I am a solo founder building in AI B2B infra.
I am filing provisional patents on some core technical approaches so I can share more openly with early design partners and investors.
Curious from folks who have raised Pre-Seed/Seed or worked with early-stage companies:
- Do provisionals meaningfully help in fundraising or partnerships?
- Or were they mostly noise until later rounds / real traction?
I am trying to calibrate how much time/energy to put into IP vs just shipping + user traction at this stage.
Would love to hear real world experiences.
I decided early not to patent anything. Not because our technical approach isn't novel - we have some genuinely interesting pattern matching pipelines - but because the defensibility comes from accumulated domain knowledge that's almost impossible to replicate quickly. We've hand-built logic for 16 different VAT code classifications, edge cases in how platforms handle API fields differently, quirks in how bank statement descriptions vary across hundreds of merchants. None of that is patentable. All of it is incredibly hard to reproduce.
A competitor could read a patent filing and build a workaround in months. They can't shortcut two years of discovering that one accounting platform silently ignores a field that every other platform respects, or that merchant descriptions follow completely different patterns at different transaction amounts.
The practical concern with provisionals is the 12-month clock.
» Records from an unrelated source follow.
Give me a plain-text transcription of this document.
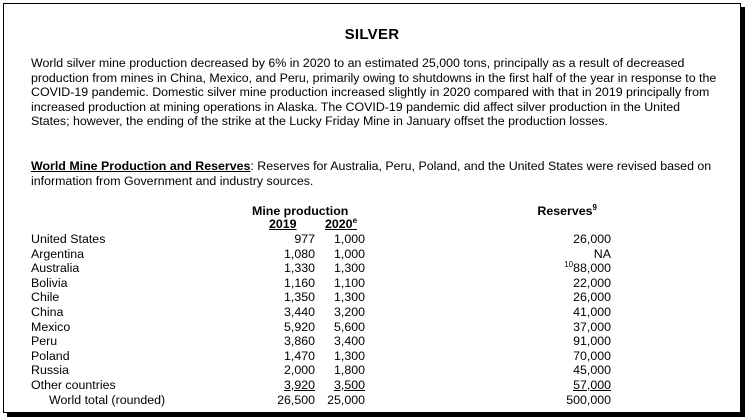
SILVER
World silver mine production decreased by 6% in 2020 to an estimated 25,000 tons, principally as a result of decreased production from mines in China, Mexico, and Peru, primarily owing to shutdowns in the first half of the year in response to the COVID-19 pandemic. Domestic silver mine production increased slightly in 2020 compared with that in 2019 principally from increased production at mining operations in Alaska. The COVID-19 pandemic did affect silver production in the United States; however, the ending of the strike at the Lucky Friday Mine in January offset the production losses.
World Mine Production and Reserves: Reserves for Australia, Peru, Poland, and the United States were revised based on information from Government and industry sources.
Mine production
2019 2020e
Reserves$^9$
United States	977 1,000	26,000
Argentina	1,080 1,000	NA
Australia	1,330 1,300	$^{10}$88,000
Bolivia	1,160 1,100	22,000
Chile	1,350 1,300	26,000
China	3,440 3,200	41,000
Mexico	5,920 5,600	37,000
Peru	3,860 3,400	91,000
Poland	1,470 1,300	70,000
Russia	2,000 1,800	45,000
Other countries	3,920 3,500	57,000
World total (rounded)	26,500 25,000	500,000
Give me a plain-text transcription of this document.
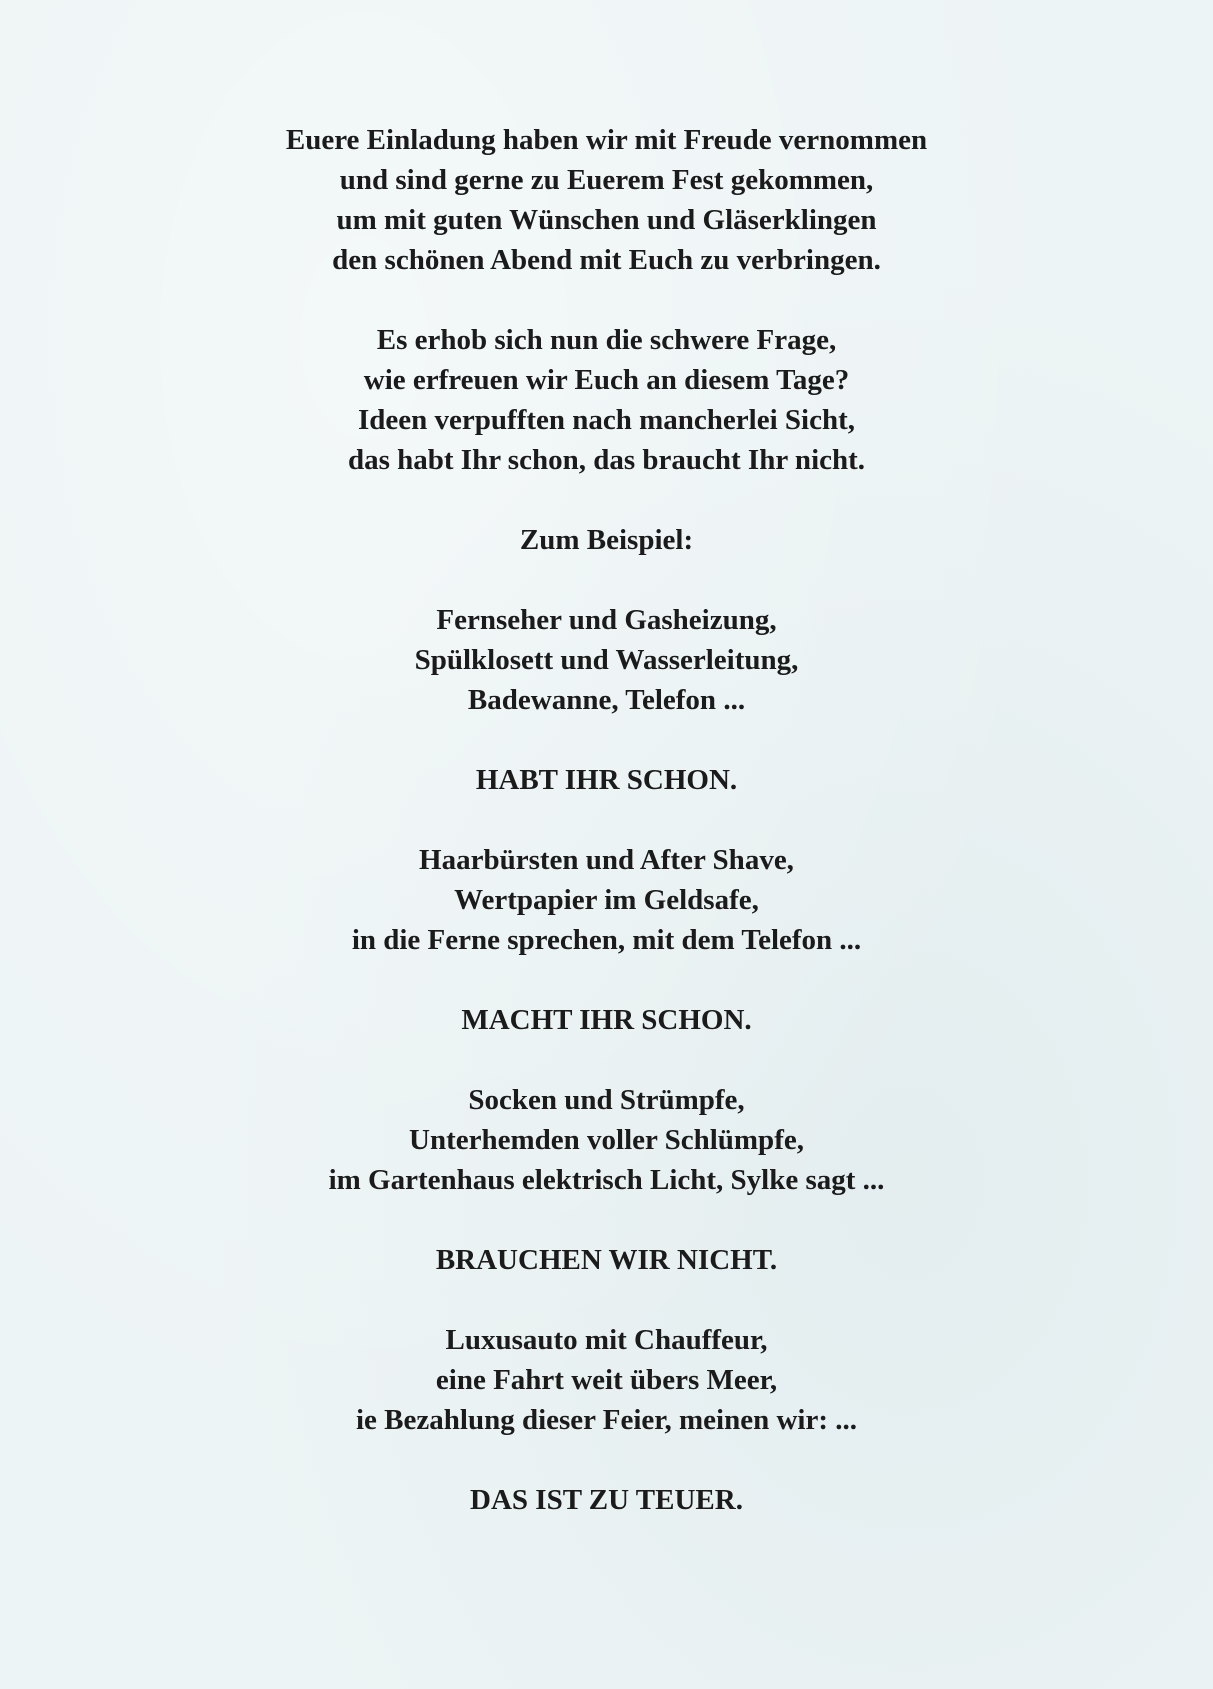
Euere Einladung haben wir mit Freude vernommen
und sind gerne zu Euerem Fest gekommen,
um mit guten Wünschen und Gläserklingen
den schönen Abend mit Euch zu verbringen.
Es erhob sich nun die schwere Frage,
wie erfreuen wir Euch an diesem Tage?
Ideen verpufften nach mancherlei Sicht,
das habt Ihr schon, das braucht Ihr nicht.
Zum Beispiel:
Fernseher und Gasheizung,
Spülklosett und Wasserleitung,
Badewanne, Telefon ...
HABT IHR SCHON.
Haarbürsten und After Shave,
Wertpapier im Geldsafe,
in die Ferne sprechen, mit dem Telefon ...
MACHT IHR SCHON.
Socken und Strümpfe,
Unterhemden voller Schlümpfe,
im Gartenhaus elektrisch Licht, Sylke sagt ...
BRAUCHEN WIR NICHT.
Luxusauto mit Chauffeur,
eine Fahrt weit übers Meer,
ie Bezahlung dieser Feier, meinen wir: ...
DAS IST ZU TEUER.
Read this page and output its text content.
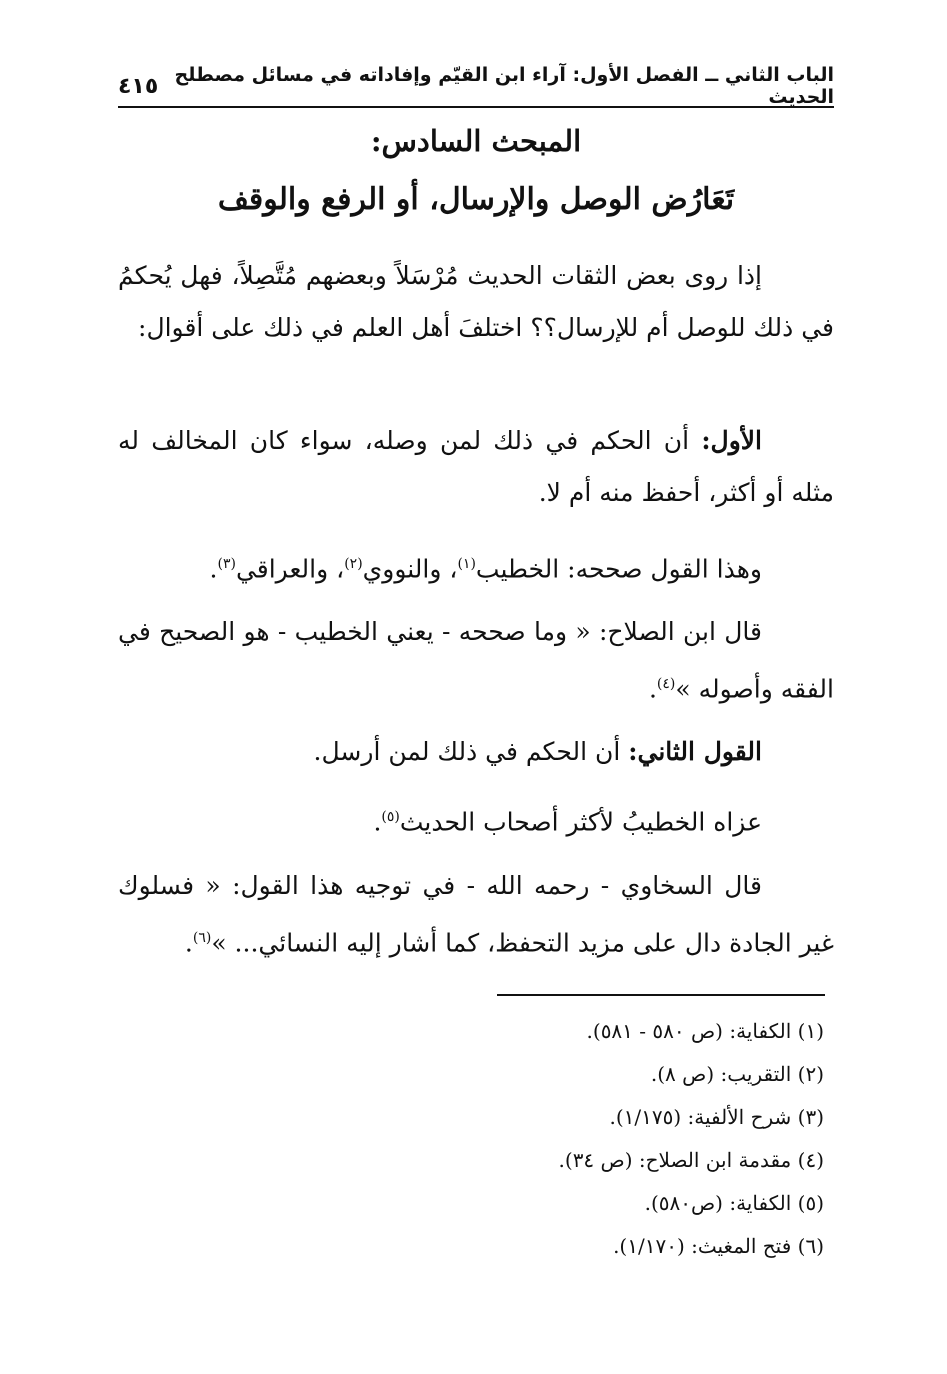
الباب الثاني ــ الفصل الأول: آراء ابن القيّم وإفاداته في مسائل مصطلح الحديث
٤١٥
المبحث السادس:
تَعَارُض الوصل والإرسال، أو الرفع والوقف

إذا روى بعض الثقات الحديث مُرْسَلاً وبعضهم مُتَّصِلاً، فهل يُحكمُ في ذلك للوصل أم للإرسال؟؟ اختلفَ أهل العلم في ذلك على أقوال:

الأول: أن الحكم في ذلك لمن وصله، سواء كان المخالف له مثله أو أكثر، أحفظ منه أم لا.

وهذا القول صححه: الخطيب$^{(١)}$، والنووي$^{(٢)}$، والعراقي$^{(٣)}$.

قال ابن الصلاح: « وما صححه - يعني الخطيب - هو الصحيح في الفقه وأصوله »$^{(٤)}$.

القول الثاني: أن الحكم في ذلك لمن أرسل.

عزاه الخطيبُ لأكثر أصحاب الحديث$^{(٥)}$.

قال السخاوي - رحمه الله - في توجيه هذا القول: « فسلوك غير الجادة دال على مزيد التحفظ، كما أشار إليه النسائي... »$^{(٦)}$.

(١) الكفاية: (ص ٥٨٠ - ٥٨١).

(٢) التقريب: (ص ٨).

(٣) شرح الألفية: (١/١٧٥).

(٤) مقدمة ابن الصلاح: (ص ٣٤).

(٥) الكفاية: (ص٥٨٠).

(٦) فتح المغيث: (١/١٧٠).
If you file one, you've committed to either converting to a full patent (expensive, time-consuming) or letting it lapse. At pre-seed, that's a decision you're forcing on your future self at potentially the worst possible time.
If your "core technical approaches" are truly about AI model architecture, that's a different conversation - but if it's mostly about how you apply models to a specific domain, I'd argue your time is better spent going deeper into the domain than drafting patent claims.